Should N.J. Mirror Colorado and Legalize Recreational Pot? [POLL]
I realize this is a rhetorical question, knowing full well it won’t happen in the near future; but you have to admit that Colorado’s having legalized marijuana for recreational use is probably the first step in a number of state following suit.
Yet we still seem to have a hang up over legalizing marijuana for recreational use.
Is it because we still have a “refer madness” mentality that dates back to the 40s?
Is it because we see the proliferation of drug use among our kids – drugs, by the way, that are far worse than pot?
Why then make alcohol so readily available? (Prohibition sure worked out well – didn’t it?)
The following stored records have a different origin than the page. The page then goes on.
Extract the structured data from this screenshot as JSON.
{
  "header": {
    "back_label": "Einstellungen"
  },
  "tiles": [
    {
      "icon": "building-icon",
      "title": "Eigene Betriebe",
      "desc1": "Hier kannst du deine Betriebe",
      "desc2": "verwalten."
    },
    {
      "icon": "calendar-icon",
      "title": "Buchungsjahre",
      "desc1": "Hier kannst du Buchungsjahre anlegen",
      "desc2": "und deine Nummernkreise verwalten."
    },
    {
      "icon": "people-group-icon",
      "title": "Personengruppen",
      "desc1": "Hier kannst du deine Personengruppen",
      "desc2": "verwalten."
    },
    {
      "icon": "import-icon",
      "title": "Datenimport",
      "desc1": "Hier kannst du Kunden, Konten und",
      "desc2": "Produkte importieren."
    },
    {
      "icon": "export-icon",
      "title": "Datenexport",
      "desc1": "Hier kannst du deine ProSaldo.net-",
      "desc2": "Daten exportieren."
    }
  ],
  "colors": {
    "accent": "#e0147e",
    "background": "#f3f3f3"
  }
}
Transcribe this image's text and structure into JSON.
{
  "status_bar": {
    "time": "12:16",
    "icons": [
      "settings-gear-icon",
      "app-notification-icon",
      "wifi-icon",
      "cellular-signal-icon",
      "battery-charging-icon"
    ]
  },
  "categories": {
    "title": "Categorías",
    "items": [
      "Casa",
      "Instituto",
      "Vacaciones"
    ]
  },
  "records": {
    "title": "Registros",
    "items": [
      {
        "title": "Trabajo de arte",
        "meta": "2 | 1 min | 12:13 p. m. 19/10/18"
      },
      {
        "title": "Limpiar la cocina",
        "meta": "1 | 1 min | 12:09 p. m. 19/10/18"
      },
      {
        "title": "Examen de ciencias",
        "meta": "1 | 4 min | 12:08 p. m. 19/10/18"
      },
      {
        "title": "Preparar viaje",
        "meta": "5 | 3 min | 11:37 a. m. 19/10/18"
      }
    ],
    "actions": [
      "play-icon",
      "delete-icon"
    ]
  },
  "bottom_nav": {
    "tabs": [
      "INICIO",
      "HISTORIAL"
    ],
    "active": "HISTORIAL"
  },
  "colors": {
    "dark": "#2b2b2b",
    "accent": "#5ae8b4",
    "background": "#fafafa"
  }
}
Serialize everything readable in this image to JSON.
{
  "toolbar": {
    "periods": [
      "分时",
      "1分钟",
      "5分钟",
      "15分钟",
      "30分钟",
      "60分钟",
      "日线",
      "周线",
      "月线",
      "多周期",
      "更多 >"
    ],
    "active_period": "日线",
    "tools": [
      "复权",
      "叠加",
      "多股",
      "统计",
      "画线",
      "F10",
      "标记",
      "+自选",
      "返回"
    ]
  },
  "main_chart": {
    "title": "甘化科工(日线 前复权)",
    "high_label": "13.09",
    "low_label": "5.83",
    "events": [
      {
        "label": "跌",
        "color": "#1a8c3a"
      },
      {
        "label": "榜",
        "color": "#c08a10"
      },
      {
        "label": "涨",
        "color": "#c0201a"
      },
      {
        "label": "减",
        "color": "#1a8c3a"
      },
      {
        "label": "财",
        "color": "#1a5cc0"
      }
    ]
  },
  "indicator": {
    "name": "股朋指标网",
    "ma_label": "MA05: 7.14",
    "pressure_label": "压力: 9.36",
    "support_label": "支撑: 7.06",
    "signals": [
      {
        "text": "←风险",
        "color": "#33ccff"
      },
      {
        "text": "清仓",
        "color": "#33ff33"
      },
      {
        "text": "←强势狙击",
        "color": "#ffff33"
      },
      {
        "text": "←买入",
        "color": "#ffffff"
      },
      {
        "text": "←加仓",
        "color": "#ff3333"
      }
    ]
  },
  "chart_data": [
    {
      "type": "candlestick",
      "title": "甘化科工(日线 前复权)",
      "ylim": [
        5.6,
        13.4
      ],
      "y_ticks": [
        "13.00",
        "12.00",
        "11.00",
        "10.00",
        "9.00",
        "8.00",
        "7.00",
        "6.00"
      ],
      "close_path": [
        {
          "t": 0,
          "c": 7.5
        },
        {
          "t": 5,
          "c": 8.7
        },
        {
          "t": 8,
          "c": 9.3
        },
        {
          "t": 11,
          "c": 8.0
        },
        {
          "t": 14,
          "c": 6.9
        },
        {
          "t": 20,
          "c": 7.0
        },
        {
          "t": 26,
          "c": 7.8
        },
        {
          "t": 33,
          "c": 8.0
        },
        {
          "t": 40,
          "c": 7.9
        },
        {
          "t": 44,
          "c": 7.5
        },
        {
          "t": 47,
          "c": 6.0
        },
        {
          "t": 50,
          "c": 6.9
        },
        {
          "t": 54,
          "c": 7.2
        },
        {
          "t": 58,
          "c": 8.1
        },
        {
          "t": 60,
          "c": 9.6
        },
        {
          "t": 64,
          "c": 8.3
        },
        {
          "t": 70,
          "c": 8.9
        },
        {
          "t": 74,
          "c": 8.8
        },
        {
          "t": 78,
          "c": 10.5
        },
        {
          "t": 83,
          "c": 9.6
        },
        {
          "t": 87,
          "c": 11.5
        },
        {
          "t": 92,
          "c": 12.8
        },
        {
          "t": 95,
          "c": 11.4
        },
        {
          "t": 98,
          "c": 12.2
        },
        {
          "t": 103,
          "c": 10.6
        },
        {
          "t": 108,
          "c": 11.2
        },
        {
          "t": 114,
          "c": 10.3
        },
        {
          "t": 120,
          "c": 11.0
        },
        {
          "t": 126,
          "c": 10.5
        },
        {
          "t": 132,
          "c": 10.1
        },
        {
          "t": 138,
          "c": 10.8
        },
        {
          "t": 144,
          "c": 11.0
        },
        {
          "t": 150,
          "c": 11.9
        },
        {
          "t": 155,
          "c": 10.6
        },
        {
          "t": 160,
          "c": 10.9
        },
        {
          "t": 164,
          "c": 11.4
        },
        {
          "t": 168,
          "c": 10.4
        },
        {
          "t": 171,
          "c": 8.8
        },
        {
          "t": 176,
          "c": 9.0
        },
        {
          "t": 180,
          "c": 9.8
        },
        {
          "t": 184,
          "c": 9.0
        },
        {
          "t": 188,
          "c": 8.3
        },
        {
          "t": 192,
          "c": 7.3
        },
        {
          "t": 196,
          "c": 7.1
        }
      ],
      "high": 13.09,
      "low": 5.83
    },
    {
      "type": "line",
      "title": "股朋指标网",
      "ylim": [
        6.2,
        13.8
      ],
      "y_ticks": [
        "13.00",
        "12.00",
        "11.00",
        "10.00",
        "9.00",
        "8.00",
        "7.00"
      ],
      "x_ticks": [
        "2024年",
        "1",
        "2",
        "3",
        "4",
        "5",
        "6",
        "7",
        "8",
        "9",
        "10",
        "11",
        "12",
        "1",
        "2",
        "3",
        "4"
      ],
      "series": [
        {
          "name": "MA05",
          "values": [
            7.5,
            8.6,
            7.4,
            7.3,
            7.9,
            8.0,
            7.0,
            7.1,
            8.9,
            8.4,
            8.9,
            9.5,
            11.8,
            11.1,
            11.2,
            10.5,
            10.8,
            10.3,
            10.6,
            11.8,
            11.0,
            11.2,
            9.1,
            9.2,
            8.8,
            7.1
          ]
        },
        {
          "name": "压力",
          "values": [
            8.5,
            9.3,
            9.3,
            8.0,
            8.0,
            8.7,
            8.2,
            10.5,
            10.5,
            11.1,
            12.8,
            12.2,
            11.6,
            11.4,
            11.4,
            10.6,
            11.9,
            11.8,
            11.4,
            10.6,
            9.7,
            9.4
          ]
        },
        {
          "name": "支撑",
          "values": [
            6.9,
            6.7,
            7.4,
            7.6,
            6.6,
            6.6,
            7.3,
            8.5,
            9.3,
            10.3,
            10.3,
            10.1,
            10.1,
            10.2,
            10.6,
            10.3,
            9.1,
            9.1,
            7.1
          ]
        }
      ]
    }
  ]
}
Again, I realize that the day we see legal recreational marijuana use is, at the very least, a long way off.
But, were it put up to a vote by the people, how would you choose.
The nation's first recreational pot industry opened in Colorado on Wednesday, kicking off an experiment that will be followed closely around the world and one that activists hope will prove that legalization is a better alternative than the costly American-led drug war.
Business owners who threw their doors open for shoppers at 8 a.m. are looking for the fledgling industry to generate as much revenue as state officials hope it will.
At least 24 pot shops in eight towns opened, after increasing staff and inventory and hiring security.
Just as shops opened, the Denver police department tweeted, "Do you know the law?" and linked to city websites on state and local laws that include bans on public consumption, driving under the influence, taking marijuana out of state and giving pot to anyone under 21.
Skeptics worry the industry will make the drug more widely available to teens, even though legal sales are limited to adults over 21. They fear that the increased availability will lead to a rise in drug abuse and crime.
CBS Denver reports that even though recreational marijuana will be for legal sale starting Wednesday, employers can still restrict workers from using it and give drug tests.
Pot advocates, who had long pushed legalization as an alternative to the lengthy and costly global drug war, had argued it would generate revenue for state coffers and save money in locking up drug offenders.
Still, setting up regulations, taxation and oversight for a drug that's never been regulated before took some time.
Colorado set up an elaborate plant-tracking system to try to keep the drug away from the black market, and regulators set up packaging, labeling and testing requirements, along with potency limits for edible pot.
The U.S. Justice Department outlined an eight-point slate of priorities for pot regulation, requiring states to keep the drug away from minors, criminal cartels, federal property and other states in order to avoid a federal crackdown. Pot is still illegal under federal law.
There was no shortage of skeptics worried retail pot would endanger the public. A group of addiction counselors and physicians said they're seeing more marijuana addiction problems, especially in youths, and that wider pot availability will exacerbate the problem.
And that’s the eternal conundrum – how to keep it out of the hands of kids. Especially since they manage to get their hands on their parents’ prescription drugs – which themselves are readily available – along with their parents’ liquor.
But banning it outright has simply not worked – just like banning any intoxicant.
The answer might lie in setting aside a portion of whatever tax revenue legal pot might bring in and putting it into more drug education.